Nursing Homes That Were Unionized Saw Fewer COVID-19 Deaths

A new study finds that unionized nursing homes had 30 percent lower mortality rates than nonunion homes. Quite literally, unions save lives.

Nursing home workers hold a vigil outside of the Downtown Brooklyn Nursing and Rehabilitation Center on May 21, 2020 in the Brooklyn borough in New York City. Stephanie Keith / Getty

Unions have been the punching bag for the American right for decades — no matter what the societal problem, conservatives’ first scapegoat is organized labor. But if you or a relative were in a nursing home when the coronavirus pandemic hit, you would probably have wanted to be in one whose workers were unionized — because new data suggests you’d have a better chance of surviving the disease.

The study by researchers at George Washington University and the medical schools at the University of Pennsylvania and Boston University found that nursing homes in New York state that were staffed by unionized health care workers saw COVID mortality rates among residents that were 30 percent lower than those in nonunionized nursing homes.

The data confirms what a body of scholarship has already shown: patient outcomes are better when the workers taking care of them are members of unions. The findings are especially significant, because New York state nursing homes were the epicenter of the pandemic for the period of time this spring that the study authors looked at.

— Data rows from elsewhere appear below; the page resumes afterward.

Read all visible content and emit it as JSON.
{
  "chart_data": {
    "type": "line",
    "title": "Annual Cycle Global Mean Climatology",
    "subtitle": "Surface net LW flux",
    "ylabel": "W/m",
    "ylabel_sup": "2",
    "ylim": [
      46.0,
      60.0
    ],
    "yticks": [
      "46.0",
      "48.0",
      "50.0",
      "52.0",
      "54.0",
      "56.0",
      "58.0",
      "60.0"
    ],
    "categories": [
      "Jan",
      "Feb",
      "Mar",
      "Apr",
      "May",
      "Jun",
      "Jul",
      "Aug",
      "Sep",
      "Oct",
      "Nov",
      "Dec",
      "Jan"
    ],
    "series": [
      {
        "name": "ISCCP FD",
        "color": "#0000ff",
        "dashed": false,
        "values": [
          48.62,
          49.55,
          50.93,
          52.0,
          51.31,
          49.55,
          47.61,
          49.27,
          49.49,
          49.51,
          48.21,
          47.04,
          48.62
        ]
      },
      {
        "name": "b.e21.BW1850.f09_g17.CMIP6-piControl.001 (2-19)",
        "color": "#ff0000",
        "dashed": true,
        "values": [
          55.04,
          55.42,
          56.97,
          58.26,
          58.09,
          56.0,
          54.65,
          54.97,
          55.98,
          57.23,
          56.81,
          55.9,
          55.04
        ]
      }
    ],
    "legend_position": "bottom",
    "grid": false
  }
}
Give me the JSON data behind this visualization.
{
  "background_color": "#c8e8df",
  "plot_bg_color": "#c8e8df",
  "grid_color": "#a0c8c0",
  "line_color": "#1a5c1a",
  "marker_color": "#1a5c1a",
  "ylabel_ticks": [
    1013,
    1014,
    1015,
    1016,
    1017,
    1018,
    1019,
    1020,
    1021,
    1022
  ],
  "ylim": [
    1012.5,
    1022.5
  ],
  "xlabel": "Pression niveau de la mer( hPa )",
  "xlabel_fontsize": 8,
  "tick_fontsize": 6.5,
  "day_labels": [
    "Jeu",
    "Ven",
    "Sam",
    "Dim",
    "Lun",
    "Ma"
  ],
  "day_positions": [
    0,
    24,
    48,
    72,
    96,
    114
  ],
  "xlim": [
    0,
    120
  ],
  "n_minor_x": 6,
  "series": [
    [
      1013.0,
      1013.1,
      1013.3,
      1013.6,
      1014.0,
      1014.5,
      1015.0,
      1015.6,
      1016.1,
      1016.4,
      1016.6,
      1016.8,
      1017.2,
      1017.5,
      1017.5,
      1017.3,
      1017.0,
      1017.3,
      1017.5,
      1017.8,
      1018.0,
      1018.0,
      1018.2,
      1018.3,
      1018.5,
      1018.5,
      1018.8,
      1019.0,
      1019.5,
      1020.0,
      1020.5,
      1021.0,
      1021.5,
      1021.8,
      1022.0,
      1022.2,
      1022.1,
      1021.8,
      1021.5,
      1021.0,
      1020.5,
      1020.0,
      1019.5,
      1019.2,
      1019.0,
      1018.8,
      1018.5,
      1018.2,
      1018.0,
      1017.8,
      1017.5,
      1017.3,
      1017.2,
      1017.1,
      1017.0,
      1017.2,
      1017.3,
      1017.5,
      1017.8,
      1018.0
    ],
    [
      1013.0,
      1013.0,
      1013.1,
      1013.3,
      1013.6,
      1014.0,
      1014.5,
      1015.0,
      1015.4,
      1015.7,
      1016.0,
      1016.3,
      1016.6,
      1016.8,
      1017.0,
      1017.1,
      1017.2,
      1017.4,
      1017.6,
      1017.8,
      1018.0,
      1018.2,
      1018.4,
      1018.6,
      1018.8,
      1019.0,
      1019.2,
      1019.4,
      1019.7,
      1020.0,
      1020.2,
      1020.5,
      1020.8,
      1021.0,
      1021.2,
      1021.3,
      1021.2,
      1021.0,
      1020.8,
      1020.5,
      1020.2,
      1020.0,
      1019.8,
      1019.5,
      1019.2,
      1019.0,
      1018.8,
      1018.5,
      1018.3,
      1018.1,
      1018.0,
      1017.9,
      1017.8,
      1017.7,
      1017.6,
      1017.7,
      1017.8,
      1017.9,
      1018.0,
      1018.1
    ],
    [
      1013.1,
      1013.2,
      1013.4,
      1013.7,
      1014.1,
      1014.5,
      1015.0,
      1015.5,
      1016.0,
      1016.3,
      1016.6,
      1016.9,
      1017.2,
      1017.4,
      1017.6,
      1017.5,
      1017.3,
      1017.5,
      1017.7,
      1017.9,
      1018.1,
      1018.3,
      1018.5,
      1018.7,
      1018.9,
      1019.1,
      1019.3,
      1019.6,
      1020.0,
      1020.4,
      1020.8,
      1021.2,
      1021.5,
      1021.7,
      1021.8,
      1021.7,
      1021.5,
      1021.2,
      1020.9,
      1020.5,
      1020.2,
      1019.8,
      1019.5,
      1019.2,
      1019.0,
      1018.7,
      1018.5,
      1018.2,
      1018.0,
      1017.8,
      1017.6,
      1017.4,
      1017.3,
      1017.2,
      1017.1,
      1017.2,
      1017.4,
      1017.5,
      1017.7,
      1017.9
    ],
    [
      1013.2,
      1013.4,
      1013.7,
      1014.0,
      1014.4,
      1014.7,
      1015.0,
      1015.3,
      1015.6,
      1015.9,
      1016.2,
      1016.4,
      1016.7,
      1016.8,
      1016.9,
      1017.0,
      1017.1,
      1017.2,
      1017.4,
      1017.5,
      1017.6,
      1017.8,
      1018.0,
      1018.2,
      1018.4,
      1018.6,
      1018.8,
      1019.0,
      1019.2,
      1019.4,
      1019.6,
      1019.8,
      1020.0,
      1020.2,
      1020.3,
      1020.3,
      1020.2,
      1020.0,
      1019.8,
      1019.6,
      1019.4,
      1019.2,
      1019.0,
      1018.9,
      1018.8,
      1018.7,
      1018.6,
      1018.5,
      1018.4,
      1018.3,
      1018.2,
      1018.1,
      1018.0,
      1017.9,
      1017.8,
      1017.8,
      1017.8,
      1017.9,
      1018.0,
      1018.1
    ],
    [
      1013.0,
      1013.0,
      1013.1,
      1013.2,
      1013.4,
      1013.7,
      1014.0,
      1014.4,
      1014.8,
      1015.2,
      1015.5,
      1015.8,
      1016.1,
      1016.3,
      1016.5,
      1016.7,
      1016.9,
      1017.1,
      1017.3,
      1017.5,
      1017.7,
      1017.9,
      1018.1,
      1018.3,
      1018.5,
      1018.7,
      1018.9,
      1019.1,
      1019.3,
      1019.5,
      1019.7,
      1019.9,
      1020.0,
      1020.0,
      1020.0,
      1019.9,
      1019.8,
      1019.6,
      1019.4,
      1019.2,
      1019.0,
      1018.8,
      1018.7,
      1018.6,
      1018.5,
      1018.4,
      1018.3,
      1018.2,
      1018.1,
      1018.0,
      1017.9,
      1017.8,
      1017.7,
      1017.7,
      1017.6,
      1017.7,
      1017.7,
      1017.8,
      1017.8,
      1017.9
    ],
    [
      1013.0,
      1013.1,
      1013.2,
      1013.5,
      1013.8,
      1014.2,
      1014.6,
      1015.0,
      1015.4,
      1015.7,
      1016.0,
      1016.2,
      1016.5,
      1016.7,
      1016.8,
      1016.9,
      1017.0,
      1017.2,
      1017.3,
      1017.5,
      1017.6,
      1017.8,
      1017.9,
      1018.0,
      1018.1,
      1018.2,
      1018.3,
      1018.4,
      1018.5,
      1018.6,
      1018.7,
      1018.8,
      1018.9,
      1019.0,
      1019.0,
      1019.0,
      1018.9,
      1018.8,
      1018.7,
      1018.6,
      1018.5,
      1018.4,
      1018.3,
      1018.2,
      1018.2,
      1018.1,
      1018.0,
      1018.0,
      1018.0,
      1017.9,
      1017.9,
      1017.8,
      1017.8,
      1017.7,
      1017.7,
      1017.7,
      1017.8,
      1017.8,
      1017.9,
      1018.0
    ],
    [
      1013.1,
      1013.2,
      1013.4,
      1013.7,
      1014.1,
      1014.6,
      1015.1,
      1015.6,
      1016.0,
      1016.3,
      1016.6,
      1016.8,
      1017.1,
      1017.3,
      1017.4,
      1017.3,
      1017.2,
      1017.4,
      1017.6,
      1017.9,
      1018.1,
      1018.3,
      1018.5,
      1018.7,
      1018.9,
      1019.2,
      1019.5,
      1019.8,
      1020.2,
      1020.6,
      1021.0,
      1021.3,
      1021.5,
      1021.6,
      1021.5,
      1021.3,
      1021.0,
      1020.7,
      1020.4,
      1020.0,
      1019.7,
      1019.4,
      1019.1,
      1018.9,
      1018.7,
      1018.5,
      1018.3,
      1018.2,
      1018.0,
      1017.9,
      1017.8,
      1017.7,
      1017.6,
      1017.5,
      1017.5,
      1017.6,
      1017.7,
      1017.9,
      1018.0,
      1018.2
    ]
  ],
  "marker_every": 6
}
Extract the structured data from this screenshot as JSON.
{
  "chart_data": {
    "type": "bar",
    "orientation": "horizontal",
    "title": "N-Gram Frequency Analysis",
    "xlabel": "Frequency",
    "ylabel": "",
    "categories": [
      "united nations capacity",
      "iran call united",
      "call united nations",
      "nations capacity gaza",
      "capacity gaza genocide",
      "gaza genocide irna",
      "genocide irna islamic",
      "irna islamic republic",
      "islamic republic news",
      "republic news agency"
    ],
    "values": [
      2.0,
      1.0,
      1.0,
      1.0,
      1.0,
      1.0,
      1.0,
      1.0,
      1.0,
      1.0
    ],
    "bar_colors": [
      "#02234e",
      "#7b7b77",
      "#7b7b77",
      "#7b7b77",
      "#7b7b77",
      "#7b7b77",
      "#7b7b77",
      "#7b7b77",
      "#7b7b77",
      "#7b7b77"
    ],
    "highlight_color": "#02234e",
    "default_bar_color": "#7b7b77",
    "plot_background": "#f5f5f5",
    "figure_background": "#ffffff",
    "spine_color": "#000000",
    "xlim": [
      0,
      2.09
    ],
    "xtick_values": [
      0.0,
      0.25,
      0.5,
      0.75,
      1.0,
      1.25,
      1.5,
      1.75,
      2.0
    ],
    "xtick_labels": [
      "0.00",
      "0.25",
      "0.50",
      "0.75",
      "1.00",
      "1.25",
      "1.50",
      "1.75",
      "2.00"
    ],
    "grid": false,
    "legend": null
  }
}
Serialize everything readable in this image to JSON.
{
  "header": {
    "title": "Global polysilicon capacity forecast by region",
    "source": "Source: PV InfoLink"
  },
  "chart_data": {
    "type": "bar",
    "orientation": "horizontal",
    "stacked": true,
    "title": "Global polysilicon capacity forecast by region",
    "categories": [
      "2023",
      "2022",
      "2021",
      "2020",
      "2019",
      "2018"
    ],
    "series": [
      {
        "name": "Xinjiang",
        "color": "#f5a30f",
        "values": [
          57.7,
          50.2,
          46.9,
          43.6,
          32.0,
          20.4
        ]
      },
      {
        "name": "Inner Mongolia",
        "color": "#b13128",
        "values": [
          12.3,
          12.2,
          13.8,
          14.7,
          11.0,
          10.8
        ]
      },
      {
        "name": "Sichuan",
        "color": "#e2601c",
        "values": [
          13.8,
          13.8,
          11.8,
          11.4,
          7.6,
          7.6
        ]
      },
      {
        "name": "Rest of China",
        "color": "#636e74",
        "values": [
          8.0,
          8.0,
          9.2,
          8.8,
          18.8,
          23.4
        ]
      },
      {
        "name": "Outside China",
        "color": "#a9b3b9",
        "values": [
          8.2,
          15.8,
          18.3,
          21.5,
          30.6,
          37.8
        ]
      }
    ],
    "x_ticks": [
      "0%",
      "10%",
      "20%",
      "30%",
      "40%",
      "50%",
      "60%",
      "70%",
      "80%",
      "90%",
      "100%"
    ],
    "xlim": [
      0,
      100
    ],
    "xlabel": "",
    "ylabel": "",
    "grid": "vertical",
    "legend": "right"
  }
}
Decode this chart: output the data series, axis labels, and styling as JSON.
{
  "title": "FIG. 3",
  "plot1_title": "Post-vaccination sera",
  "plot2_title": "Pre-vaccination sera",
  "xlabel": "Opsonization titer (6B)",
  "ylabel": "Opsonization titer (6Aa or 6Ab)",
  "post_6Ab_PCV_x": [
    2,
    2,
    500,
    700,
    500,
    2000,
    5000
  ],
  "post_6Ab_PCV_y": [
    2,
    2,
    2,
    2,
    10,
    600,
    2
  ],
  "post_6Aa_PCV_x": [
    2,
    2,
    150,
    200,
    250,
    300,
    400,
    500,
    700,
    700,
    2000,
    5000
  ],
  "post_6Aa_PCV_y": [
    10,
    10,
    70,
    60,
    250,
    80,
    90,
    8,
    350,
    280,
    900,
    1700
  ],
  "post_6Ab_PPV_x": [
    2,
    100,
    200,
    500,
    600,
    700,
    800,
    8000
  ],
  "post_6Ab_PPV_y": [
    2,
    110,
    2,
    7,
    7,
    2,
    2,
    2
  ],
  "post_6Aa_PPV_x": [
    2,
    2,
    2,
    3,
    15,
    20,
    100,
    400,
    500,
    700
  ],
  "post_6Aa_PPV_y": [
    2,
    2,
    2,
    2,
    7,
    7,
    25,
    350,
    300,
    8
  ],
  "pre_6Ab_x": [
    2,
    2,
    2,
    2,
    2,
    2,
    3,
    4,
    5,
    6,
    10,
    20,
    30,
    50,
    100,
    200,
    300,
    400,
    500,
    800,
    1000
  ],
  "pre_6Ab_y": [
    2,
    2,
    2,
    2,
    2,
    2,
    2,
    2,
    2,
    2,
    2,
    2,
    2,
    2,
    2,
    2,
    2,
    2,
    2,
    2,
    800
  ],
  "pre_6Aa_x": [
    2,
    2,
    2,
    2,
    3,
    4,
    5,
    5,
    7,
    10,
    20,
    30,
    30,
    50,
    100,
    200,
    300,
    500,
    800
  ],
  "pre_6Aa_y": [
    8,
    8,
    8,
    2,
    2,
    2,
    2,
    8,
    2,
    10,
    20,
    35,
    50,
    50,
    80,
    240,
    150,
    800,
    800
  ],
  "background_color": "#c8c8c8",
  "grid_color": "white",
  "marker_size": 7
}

More than 6,600 people living in nursing homes in the state have died of COVID-19, a number that doesn’t include people who were transported from nursing homes to hospitals and died there, and therefore severely understates the COVID-19 mortality rate among nursing home residents.

Now, state officials in New York are attempting to absolve themselves of blame for the second-highest nursing home death rate in the country.

Governor Andrew Cuomo’s health department issued a report in July saying that Cuomo’s own directive to send COVID-19 infected patients from hospitals into nursing homes wasn’t a large factor in the transmission rate, instead blaming transmission on workers. But workers struggled to gain access to adequate personal protective equipment (PPE) — a key factor in stopping transmission — and especially those workers without unions.

This new study shows that blaming workers for transmission couldn’t be more wrong: people were less likely to die when workers had more power.

While the study concluded a strong correlation between nursing home staff unions and mortality rates, it wasn’t conducted in a manner to draw causal conclusions. But the authors put forward multiple theories about why unionized nursing homes were safer. For one, the study found that unionized nursing homes had an 11.5 percent higher chance of having access to PPE in the early days of the outbreak than those without unionized workers.

“For six months now, people have been talking about PPE and worker safety and how to protect essential workers,” study coauthor Adam Dean, a professor of political science at George Washington University who studies unions, told TMI. “But there hasn’t been that much talk about labor unions. It’s almost as if people have forgotten that one of the main things that unions do is fight for safer working conditions.”

And in the case of COVID-19, Dean said, worker safety directly translates to resident safety, because when workers protecting themselves against COVID-19, they are less likely to transmit the virus to others. “Nursing home unions demanded PPE to protect health care workers,” Dean said. “But better access to PPE also meant that fewer workers got sick, and that fewer nursing home residents therefore received care from infected workers.”

Study coauthor Atheendar Venkataramani, a professor at the University of Pennsylvania’s Perelman School of Medicine, suggested another possibility: Perhaps unionized nursing homes were able to limit transfer between residents by successfully preventing COVID-19 positive patients from being brought into the facilities from hospitals or other facilities.

Venkataramani said that the results of the study reflect what experts already knew to be true in normal times; that when health care workers have better pay and more control over the conditions of their workplaces, patient outcomes are better.

Dean also pointed to a larger takeaway from the study that deserves attention, which is that unions make society safer on the whole. “The benefits of labor unions were not just for health care workers or even just for nursing home residents,” Dean said, “they’re for everyone. The fact that unions were associated with lower COVID-19 infection and death rates in the epicenter of the pandemic — nursing homes in the state of New York — really speaks to the broader societal benefits of labor unions.”